Es un cómic de “extraordinarias aventuras”, como dirían los reclamos folletinescos de otra época: las de Jerónimo Plumier, un joven estudiante de medicina (prototipo del héroe verniano) que se ve mezclado en una trama misteriosa, en la que abundan los barcos fantasmas, las promesas de tesoros, las grandes esperanzas, las amenazas a la vida, y los más alarmantes prodigios.

Es la búsqueda de respuestas por parte de Plumier tras sobrevivir a dos incomprensibles explosiones en dos barcos en el Ártico, y también, un descenso a los infiernos marinos sin capitán Nemo. Es Veinte Mil Leguas de viaje submarino privada de todo lúcido humanismo, y a su vez, es El relato de Arthur Gordon Pym. 

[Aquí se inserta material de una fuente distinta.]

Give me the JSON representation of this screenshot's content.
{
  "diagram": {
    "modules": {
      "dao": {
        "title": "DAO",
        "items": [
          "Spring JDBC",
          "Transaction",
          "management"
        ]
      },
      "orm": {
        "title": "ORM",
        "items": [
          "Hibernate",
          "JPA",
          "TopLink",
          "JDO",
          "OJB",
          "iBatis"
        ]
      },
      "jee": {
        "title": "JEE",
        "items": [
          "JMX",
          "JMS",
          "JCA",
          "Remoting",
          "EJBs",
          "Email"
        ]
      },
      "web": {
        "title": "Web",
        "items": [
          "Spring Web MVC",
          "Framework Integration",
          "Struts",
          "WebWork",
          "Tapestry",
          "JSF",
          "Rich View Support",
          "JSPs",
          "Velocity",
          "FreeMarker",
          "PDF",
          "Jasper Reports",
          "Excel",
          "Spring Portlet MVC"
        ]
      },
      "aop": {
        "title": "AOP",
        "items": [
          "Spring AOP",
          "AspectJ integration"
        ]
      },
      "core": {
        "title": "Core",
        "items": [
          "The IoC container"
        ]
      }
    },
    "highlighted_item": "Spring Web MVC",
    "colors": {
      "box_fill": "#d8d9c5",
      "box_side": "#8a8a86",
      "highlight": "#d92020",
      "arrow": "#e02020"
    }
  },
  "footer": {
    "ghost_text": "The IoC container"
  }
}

Cuando se llega al final del cómic, se piensa que Tardi nos ofrecerá calidez, seguridad. Que triunfará el bando de los buenos (¿cuáles?) y que podremos tener tranquila nuestra conciencia. Pero quien más adelante verá a los ojos los horrores de la guerra no está dispuesto a complacernos, y nos dispensa una simpática broma, una boutade que cobra sentido en aquella sinrazón que luego no tardará en atisbar. Una moraleja en la que no hay moral pero sí advertencia: la de que el hombre, que se busca tantas y tan bonitas excusas con las que engañarse y disipar sus miedos, esconde en sus entrañas un demonio de frío corazón y coraza. Que es él el demonio de los hielos. Arthur Gordon Pym en la apoteosis del delirio.